FAAO FBCLA FSLS FIAO
Director technical affairs, Precision Technology, Vancouver, Canada
Medmont E300 USB Corneal Topographer
In contact lens practice, diseased, post-surgical and asymmetric eyes present some of the most challenging cases that test our expertise and skill. It’s often simply time or the lack of it that impedes an efficient and successful outcome.
The corneal topographer aids in choosing the correct initial diagnostic lens for these patients and can also assist in predicting the final custom lens parameters required. Choosing the wrong initial diagnostic lens is certain to prolong the discomfort of the patient.
Figure 1 shows a scleral diagnostic lens with totally inadequate apical clearance. This lens needs to be removed and another higher depth trial lens should be applied.
Figure 1. Scleral diagnostic lens with inadequate apical clearance
Diagnostic imaging software
Using the ‘composite eye’ capture feature (Medmont E300 Corneal Topographer) allows the practitioner to estimate the height of the anterior chamber with great accuracy.1 This improves the efficiency of the diagnostic process as practitioners are more likely to choose the correct diagnostic lens the first time rather than place multiple trial lenses on the eye of the patient before the correct lens is found (Figure 2).
Figure 2. The optimal diagnostic pattern
Choosing the correct initial diagnostic is only half the battle. In many cases, scleral lenses may require some customisation to achieve an optimal outcome. The Medmont software has unique features that provide insight to the practitioner prior to the lens being placed on eye.
After choosing the KATT/ICD 16.5 mm scleral design from the contact lens software, a theoretical fluorescein pattern is created. The user can observe the apical clearance, limbal vault and scleral landing through the tear layer profile graph (Figure 3).

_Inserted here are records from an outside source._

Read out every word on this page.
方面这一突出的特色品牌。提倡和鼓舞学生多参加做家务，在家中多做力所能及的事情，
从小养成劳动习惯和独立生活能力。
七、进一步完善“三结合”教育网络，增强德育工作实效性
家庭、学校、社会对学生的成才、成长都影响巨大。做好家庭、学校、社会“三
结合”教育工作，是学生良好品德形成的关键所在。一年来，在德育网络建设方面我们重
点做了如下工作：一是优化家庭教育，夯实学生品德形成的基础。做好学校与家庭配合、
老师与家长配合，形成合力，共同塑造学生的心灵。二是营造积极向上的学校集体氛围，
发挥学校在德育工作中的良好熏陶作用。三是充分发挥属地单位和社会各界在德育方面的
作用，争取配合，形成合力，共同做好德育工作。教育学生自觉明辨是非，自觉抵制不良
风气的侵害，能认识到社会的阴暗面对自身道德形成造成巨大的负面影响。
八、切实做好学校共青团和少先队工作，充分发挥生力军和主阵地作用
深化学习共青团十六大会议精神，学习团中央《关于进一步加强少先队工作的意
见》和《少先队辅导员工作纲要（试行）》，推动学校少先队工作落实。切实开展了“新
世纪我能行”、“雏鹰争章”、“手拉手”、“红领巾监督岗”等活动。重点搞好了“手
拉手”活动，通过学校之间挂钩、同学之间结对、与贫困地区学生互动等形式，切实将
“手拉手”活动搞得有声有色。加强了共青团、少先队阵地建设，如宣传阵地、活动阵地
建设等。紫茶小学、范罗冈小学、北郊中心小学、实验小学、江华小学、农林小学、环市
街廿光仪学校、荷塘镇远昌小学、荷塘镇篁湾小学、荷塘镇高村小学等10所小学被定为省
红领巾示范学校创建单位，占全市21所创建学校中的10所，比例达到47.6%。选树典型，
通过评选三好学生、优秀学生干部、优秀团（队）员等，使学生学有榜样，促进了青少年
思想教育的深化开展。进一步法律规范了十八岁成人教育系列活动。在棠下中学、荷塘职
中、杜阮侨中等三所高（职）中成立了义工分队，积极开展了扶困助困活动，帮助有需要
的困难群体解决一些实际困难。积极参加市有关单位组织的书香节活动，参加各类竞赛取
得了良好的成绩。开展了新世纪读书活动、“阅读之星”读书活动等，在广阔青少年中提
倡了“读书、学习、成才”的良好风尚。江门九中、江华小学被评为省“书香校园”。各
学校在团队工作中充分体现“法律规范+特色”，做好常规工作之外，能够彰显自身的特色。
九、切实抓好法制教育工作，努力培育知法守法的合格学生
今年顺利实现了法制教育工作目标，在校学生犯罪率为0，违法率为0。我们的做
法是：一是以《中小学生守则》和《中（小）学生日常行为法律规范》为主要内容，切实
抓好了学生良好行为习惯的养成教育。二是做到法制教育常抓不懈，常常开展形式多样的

Figure 3. The tear layer profile graph displaying a scleral lens prior to settling
Then a ‘settling factor’ can be applied to sink the lens into the soft conjunctival tissue just as an actual scleral lens would on the eye. Numerous studies have shown the KATT/ICD 16.5 mm sinks approximately 125 microns during wear.2
The user can model this compression of the conjunctiva tissue by entering a settling depth to observe changes to the apical and limbal clearance as well as the landing (Figure 4). Likely modifications to the specific zones of the lens can be predicted before the lens is placed on eye (Figure 5).
Figure 4. This image shows the tear layer profile after the scleral lens has been ‘settled’ into the conjunctiva and resulting limbal bearing
Figure 5. The Limbal Clearance Zone is altered to ensure the appropriate limbal vault post settling
The Medmont E300 contact lens module is an accurate tool for the design of corneal GP lenses3 but its accuracy is not limited to diameters that fall within the limbus.4 This instrument can also be employed to improve the efficiency of scleral lens practice.5 Allow this instrument to predict the initial diagnostic lens but also have it guide adjustments to the various zones to save on remakes and reduce chair time.
1. Harkness B. Comparison of Sagittal Height Measurement Methods. New Orleans, LA: American Academy of Optometry; 2015.
2. Caroline P, André M. Scleral lens settling. Contact Lens Spectrum 2012; 27: 56.
3. Sindt CW, Grout TK, Kojima R. Evaluating virtual fitting for keratoconus. CL Spectrum 2011; 21: 39-43.
4. Hall L, Young G, Wolffsohn J, Riley C. The influence of corneoscleral topography on soft contact lens fit. Invest Ophthal Vis Sci 2011; 52: 9: 6801.
5. Kojima R et al. Eye Shape and scleral lenses. Contact Lens Spectrum 2013; 28: 38-43.